Over an hour before the meeting, university President Darryll Pines announced in an email that all winter commencement events are canceled, and students and faculty are required to wear KN95 masks for in-person exams.
Multiple members of the legislation co-sponsored the resolution, which highlights university administration’s lack of preparation for the omicron variant and issues that students have presented to the Student Government Association since the announcement.
“They canceled the commencement, so [administrators] obviously know that is a problem. But they are not willing to cancel in-person finals, which can also be as much of a breeding ground for COVID,” said SGA President Kislay Parashar. “That’s the big issue.”
The bill’s primary sponsor, Nicholas Marks, the education representative, said the university’s decision not to move final exams online “goes against the messaging from UMD administration this entire semester, which has been to follow the science.”
Marks added that he wrote the resolution because “there was a clear need to tell the university that in order to maintain its reputation, it needs to follow what other colleges around the country are doing.”

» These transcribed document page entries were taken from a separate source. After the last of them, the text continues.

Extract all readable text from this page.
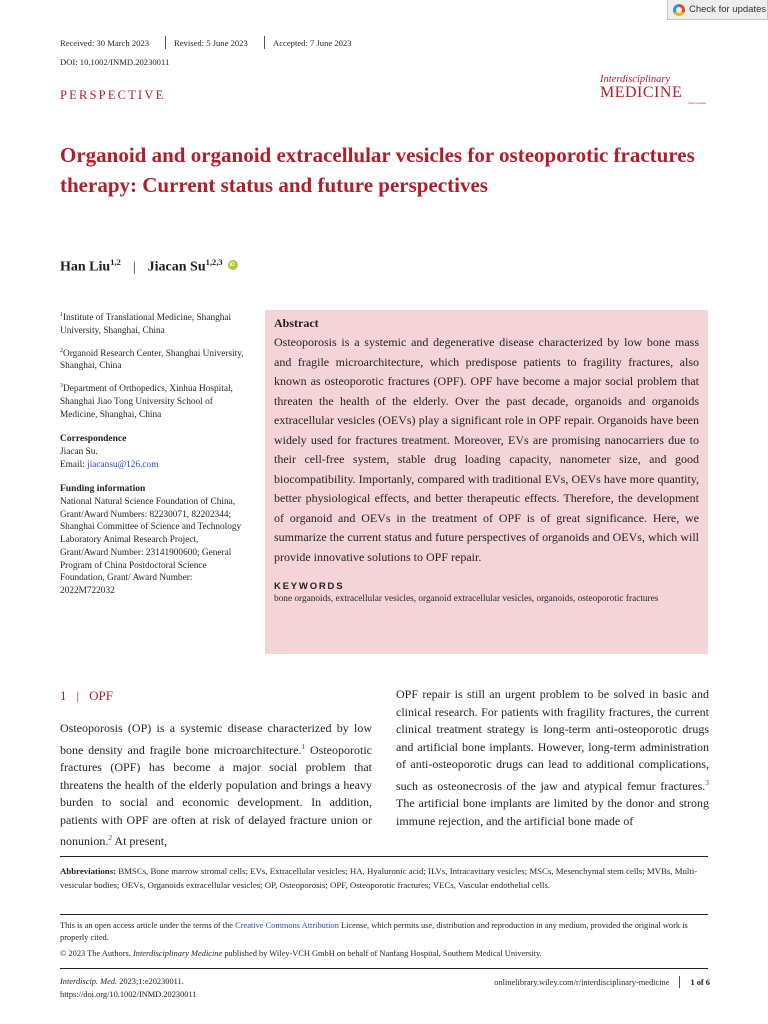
Check for updates
Received: 30 March 2023	Revised: 5 June 2023	Accepted: 7 June 2023
DOI: 10.1002/INMD.20230011
PERSPECTIVE
Interdisciplinary
MEDICINE
Open Access
Organoid and organoid extracellular vesicles for osteoporotic fractures therapy: Current status and future perspectives
Han Liu$^{1,2}$ | Jiacan Su$^{1,2,3}$
iD
$^1$Institute of Translational Medicine, Shanghai University, Shanghai, China
$^2$Organoid Research Center, Shanghai University, Shanghai, China
$^3$Department of Orthopedics, Xinhua Hospital, Shanghai Jiao Tong University School of Medicine, Shanghai, China
Correspondence
Jiacan Su.
Email: jiacansu@126.com
Funding information
National Natural Science Foundation of China, Grant/Award Numbers: 82230071, 82202344; Shanghai Committee of Science and Technology Laboratory Animal Research Project, Grant/Award Number: 23141900600; General Program of China Postdoctoral Science Foundation, Grant/ Award Number: 2022M722032
Abstract
Osteoporosis is a systemic and degenerative disease characterized by low bone mass and fragile microarchitecture, which predispose patients to fragility fractures, also known as osteoporotic fractures (OPF). OPF have become a major social problem that threaten the health of the elderly. Over the past decade, organoids and organoids extracellular vesicles (OEVs) play a significant role in OPF repair. Organoids have been widely used for fractures treatment. Moreover, EVs are promising nanocarriers due to their cell-free system, stable drug loading capacity, nanometer size, and good biocompatibility. Importanly, compared with traditional EVs, OEVs have more quantity, better physiological effects, and better therapeutic effects. Therefore, the development of organoid and OEVs in the treatment of OPF is of great significance. Here, we summarize the current status and future perspectives of organoids and OEVs, which will provide innovative solutions to OPF repair.
KEYWORDS
bone organoids, extracellular vesicles, organoid extracellular vesicles, organoids, osteoporotic fractures
1 | OPF
Osteoporosis (OP) is a systemic disease characterized by low bone density and fragile bone microarchitecture.$^1$ Osteoporotic fractures (OPF) has become a major social problem that threatens the health of the elderly population and brings a heavy burden to social and economic development. In addition, patients with OPF are often at risk of delayed fracture union or nonunion.$^2$ At present,
OPF repair is still an urgent problem to be solved in basic and clinical research. For patients with fragility fractures, the current clinical treatment strategy is long-term anti-osteoporotic drugs and artificial bone implants. However, long-term administration of anti-osteoporotic drugs can lead to additional complications, such as osteonecrosis of the jaw and atypical femur fractures.$^3$ The artificial bone implants are limited by the donor and strong immune rejection, and the artificial bone made of
Abbreviations: BMSCs, Bone marrow stromal cells; EVs, Extracellular vesicles; HA, Hyaluronic acid; ILVs, Intracavitary vesicles; MSCs, Mesenchymal stem cells; MVBs, Multi-vesicular bodies; OEVs, Organoids extracellular vesicles; OP, Osteoporosis; OPF, Osteoporotic fractures; VECs, Vascular endothelial cells.
This is an open access article under the terms of the Creative Commons Attribution License, which permits use, distribution and reproduction in any medium, provided the original work is properly cited.
© 2023 The Authors. Interdisciplinary Medicine published by Wiley-VCH GmbH on behalf of Nanfang Hospital, Southern Medical University.
Interdiscip. Med. 2023;1:e20230011.
https://doi.org/10.1002/INMD.20230011
onlinelibrary.wiley.com/r/interdisciplinary-medicine	1 of 6
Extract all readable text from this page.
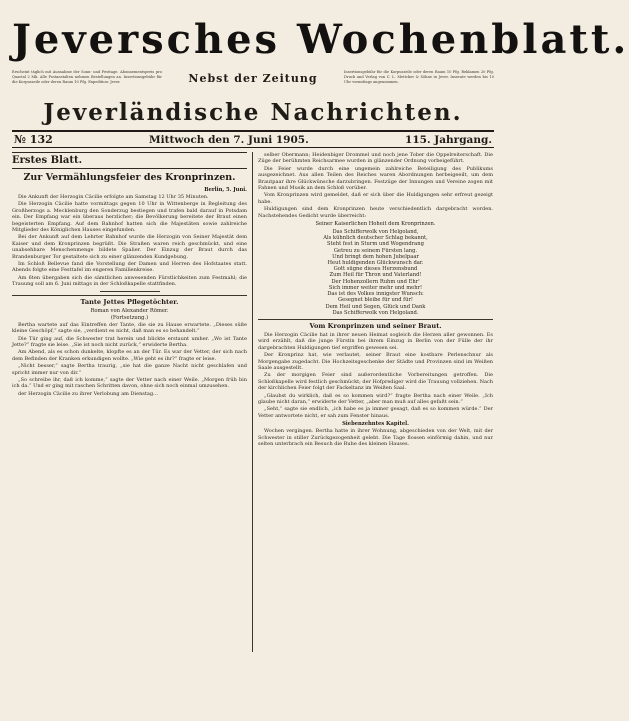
Jeversches Wochenblatt.
Erscheint täglich mit Ausnahme der Sonn- und Festtage. Abonnementspreis pro Quartal 2 Mk. Alle Postanstalten nehmen Bestellungen an. Insertionsgebühr für die Korpuszeile oder deren Raum 10 Pfg. Expedition: Jever.	Nebst der Zeitung	Insertionsgebühr für die Korpuszeile oder deren Raum 10 Pfg. Reklamen 20 Pfg. Druck und Verlag von C. L. Mettcker & Söhne in Jever. Inserate werden bis 10 Uhr vormittags angenommen.
Jeverländische Nachrichten.
№ 132	Mittwoch den 7. Juni 1905.	115. Jahrgang.
Erstes Blatt.
Zur Vermählungsfeier des Kronprinzen.
Berlin, 5. Juni.

Die Ankunft der Herzogin Cäcilie erfolgte am Samstag 12 Uhr 35 Minuten.

Die Herzogin Cäcilie hatte vormittags gegen 10 Uhr in Wittenberge in Begleitung des Großherzogs a. Mecklenburg den Sonderzug bestiegen und trafen bald darauf in Potsdam ein. Der Empfang war ein überaus herzlicher; die Bevölkerung bereitete der Braut einen begeisterten Empfang. Auf dem Bahnhof hatten sich die Majestäten sowie zahlreiche Mitglieder des Königlichen Hauses eingefunden.

Bei der Ankunft auf dem Lehrter Bahnhof wurde die Herzogin von Seiner Majestät dem Kaiser und dem Kronprinzen begrüßt. Die Straßen waren reich geschmückt, und eine unabsehbare Menschenmenge bildete Spalier. Der Einzug der Braut durch das Brandenburger Tor gestaltete sich zu einer glänzenden Kundgebung.

Im Schloß Bellevue fand die Vorstellung der Damen und Herren des Hofstaates statt. Abends folgte eine Festtafel im engeren Familienkreise.

Am 6ten übergaben sich die sämtlichen anwesenden Fürstlichkeiten zum Festmahl; die Trauung soll am 6. Juni mittags in der Schloßkapelle stattfinden.

Tante Jettes Pflegetöchter.
Roman von Alexander Römer.
(Fortsetzung.)

Bertha wartete auf das Eintreffen der Tante, die sie zu Hause erwartete. „Dieses süße kleine Geschöpf,“ sagte sie, „verdient es nicht, daß man es so behandelt.“

Die Tür ging auf, die Schwester trat herein und blickte erstaunt umher. „Wo ist Tante Jette?“ fragte sie leise. „Sie ist noch nicht zurück,“ erwiderte Bertha.

Am Abend, als es schon dunkelte, klopfte es an der Tür. Es war der Vetter, der sich nach dem Befinden der Kranken erkundigen wollte. „Wie geht es ihr?“ fragte er leise.

„Nicht besser,“ sagte Bertha traurig, „sie hat die ganze Nacht nicht geschlafen und spricht immer nur von dir.“

„So schreibe ihr, daß ich komme,“ sagte der Vetter nach einer Weile. „Morgen früh bin ich da.“ Und er ging mit raschen Schritten davon, ohne sich noch einmal umzusehen.

der Herzogin Cäcilie zu ihrer Verlobung am Dienstag…

selber Obermann; Heidenbiger Drommel und noch jene Tober die Oppelreiterschaft. Die Züge der berühmten Reichsarmee wurden in glänzender Ordnung vorbeigeführt.

Die Feier wurde durch eine ungemein zahlreiche Beteiligung des Publikums ausgezeichnet. Aus allen Teilen des Reiches waren Abordnungen herbeigeeilt, um dem Brautpaar ihre Glückwünsche darzubringen. Festzüge der Innungen und Vereine zogen mit Fahnen und Musik an dem Schloß vorüber.

Vom Kronprinzen wird gemeldet, daß er sich über die Huldigungen sehr erfreut gezeigt habe.

Huldigungen sind dem Kronprinzen heute verschiedentlich dargebracht worden. Nachstehendes Gedicht wurde überreicht:

Seiner Kaiserlichen Hoheit dem Kronprinzen.
Das Schifferwolk von Helgoland,
Als kühnlich deutscher Schlag bekannt,
Steht fest in Sturm und Wogendrang
Getreu zu seinem Fürsten lang.
Und bringt dem hohen Jubelpaar
Heut huldigenden Glückwunsch dar.
Gott sügne dieses Herzensbund
Zum Heil für Thron und Vaterland!
Der Hohenzollern Ruhm und Ehr'
Sich immer weiter mehr und mehr!
Das ist des Volkes innigster Wunsch:
Gesegnet bleibe für und für!
Dem Heil und Segen, Glück und Dank
Das Schifferwolk von Helgoland.
Vom Kronprinzen und seiner Braut.

Die Herzogin Cäcilie hat in ihrer neuen Heimat sogleich die Herzen aller gewonnen. Es wird erzählt, daß die junge Fürstin bei ihrem Einzug in Berlin von der Fülle der ihr dargebrachten Huldigungen tief ergriffen gewesen sei.

Der Kronprinz hat, wie verlautet, seiner Braut eine kostbare Perlenschnur als Morgengabe zugedacht. Die Hochzeitsgeschenke der Städte und Provinzen sind im Weißen Saale ausgestellt.

Zu der morgigen Feier sind außerordentliche Vorbereitungen getroffen. Die Schloßkapelle wird festlich geschmückt; der Hofprediger wird die Trauung vollziehen. Nach der kirchlichen Feier folgt der Fackeltanz im Weißen Saal.

„Glaubst du wirklich, daß es so kommen wird?“ fragte Bertha nach einer Weile. „Ich glaube nicht daran,“ erwiderte der Vetter, „aber man muß auf alles gefaßt sein.“

„Seht,“ sagte sie endlich, „ich habe es ja immer gesagt, daß es so kommen würde.“ Der Vetter antwortete nicht, er sah zum Fenster hinaus.

Siebenzehntes Kapitel.

Wochen vergingen. Bertha hatte in ihrer Wohnung, abgeschieden von der Welt, mit der Schwester in stiller Zurückgezogenheit gelebt. Die Tage flossen einförmig dahin, und nur selten unterbrach ein Besuch die Ruhe des kleinen Hauses.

The resolution cites universities such as Cornell University, George Washington University and Princeton University had moved final exams online due to COVID-19 surges.

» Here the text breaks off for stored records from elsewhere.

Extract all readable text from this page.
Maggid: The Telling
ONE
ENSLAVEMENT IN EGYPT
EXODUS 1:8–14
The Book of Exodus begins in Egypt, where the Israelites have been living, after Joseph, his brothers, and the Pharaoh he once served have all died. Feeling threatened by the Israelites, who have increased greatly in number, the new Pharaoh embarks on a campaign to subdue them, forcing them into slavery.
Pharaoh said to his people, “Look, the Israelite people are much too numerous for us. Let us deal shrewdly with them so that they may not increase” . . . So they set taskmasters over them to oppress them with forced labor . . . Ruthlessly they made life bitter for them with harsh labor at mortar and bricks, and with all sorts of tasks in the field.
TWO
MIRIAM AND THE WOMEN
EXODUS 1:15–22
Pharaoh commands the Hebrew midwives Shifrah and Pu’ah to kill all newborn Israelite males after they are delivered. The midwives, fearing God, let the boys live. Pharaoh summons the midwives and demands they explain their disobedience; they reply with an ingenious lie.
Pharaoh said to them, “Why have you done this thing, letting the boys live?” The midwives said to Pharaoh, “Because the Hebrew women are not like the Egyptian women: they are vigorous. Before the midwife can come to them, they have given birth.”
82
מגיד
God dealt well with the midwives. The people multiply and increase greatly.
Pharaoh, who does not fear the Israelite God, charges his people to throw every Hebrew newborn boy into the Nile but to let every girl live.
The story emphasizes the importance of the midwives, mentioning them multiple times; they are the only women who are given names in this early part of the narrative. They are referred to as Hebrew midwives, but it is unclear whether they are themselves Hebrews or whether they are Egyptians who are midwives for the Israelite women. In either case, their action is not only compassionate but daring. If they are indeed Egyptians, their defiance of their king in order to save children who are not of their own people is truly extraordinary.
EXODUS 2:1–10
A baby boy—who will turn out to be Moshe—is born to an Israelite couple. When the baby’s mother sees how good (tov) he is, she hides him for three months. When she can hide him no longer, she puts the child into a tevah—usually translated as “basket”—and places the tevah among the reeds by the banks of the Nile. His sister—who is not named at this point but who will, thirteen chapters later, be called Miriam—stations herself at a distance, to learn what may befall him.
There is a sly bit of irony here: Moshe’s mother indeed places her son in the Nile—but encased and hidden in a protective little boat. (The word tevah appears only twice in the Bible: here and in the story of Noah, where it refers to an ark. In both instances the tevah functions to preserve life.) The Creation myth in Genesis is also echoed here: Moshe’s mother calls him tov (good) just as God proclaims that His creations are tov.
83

“It seems kind of selfish for the university to be doing what it does, and it’s not a personal attack on President Pines at all. It’s just what we think is a misguided position,” said Marks, a freshman government and politics and secondary education major. “It’s a significant health risk with what the university is doing.”
Before the administration’s decision was made public, members of the SGA worked behind the scenes to collect student testimonials in an attempt to persuade the university to move final exams online. Parashar said he forwarded many of the testimonies to administration before they came to a decision about final exams.

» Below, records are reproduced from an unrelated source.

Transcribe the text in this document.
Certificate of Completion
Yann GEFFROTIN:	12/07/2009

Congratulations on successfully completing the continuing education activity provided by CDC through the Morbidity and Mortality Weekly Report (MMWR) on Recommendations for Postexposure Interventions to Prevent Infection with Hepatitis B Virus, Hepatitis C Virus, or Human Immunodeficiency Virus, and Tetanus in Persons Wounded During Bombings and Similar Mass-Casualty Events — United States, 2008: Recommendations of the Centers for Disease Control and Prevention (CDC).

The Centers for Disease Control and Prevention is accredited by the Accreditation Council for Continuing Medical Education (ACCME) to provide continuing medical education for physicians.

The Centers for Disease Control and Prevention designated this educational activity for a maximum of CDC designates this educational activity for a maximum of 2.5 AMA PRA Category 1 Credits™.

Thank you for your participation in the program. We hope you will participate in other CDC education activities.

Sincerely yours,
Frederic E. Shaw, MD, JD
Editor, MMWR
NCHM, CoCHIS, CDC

“The testimonies were very moving, they were written by students who have issues with going back home right after finals of possibly taking COVID with them,” the senior computer engineering major said.
Once the administration made its decision not to, the SGA went forward with its meeting and passed the resolution with a vote of 24-0 with two abstentations.
“I’m hoping that the resolution really holds administration accountable and lets students know that we try … we fought for them, we fought for what they have been telling us — what they’re scared about,” said Ashley Deng, the SGA health and wellness director. “We’re listening, and we’re really trying to continue to improve our relationship with administration so that in the future, hopefully we can make that difference.”
In addition to forwarding student concerns to administration, Parashar said the administration also received the growing online petition started by Ayelette Halbfinger, deputy chief of staff for the SGA.
The petition, which also called on the university to move final exams online, garnered over 3,000 signatures in under 10 hours.
“At the end of the day, we’re here working towards people’s health and I think that’s something that all 30,000-plus undergraduate Terps can get behind,” Halbfinger said. “And to see so many come behind it so quickly has been amazing.”
The junior finance and operations management and business analytics student started the petition after her own concerns about health and safety were echoed by other students around her, including concerns about room capacities, KN95 supplies and testing availability on and around the campus.
She said since starting the petition, she’s heard from many students about their safety concerns with in-person final exams.
“Public health and the health of our students, our communities and the health of all of the families of these students, who everyone is now about to travel back to and their communities, should really be our top priority,” Halbfinger said.
Madhulika Nallani, the SGA academic affairs director, echoed Halbfinger’s sentiments, adding that equitable access to testing and other resources is another concern that must be addressed.
“We see the lack and already limited testing facilities that there are, it puts vulnerable communities in College Park at further risk of being unable to get that testing that they need to ensure that they’re okay,” said Nallani, a senior cell biology and genetics major.
The resolution comes as the university reports a semester-high 98 positive cases from campus testing Wednesday, Pines wrote in a campuswide email.
“I have tremendous respect for Dr. President Pines and his entire cabinet, but I don’t think this was the right decision when taking into account the health of our students,” Halbfinger said.
CORRECTION: Due to a reporting error, a previous version of this story misstated Ayelette Halbfinger’s SGA position. She is deputy chief of staff, not chief of staff. This story has been updated.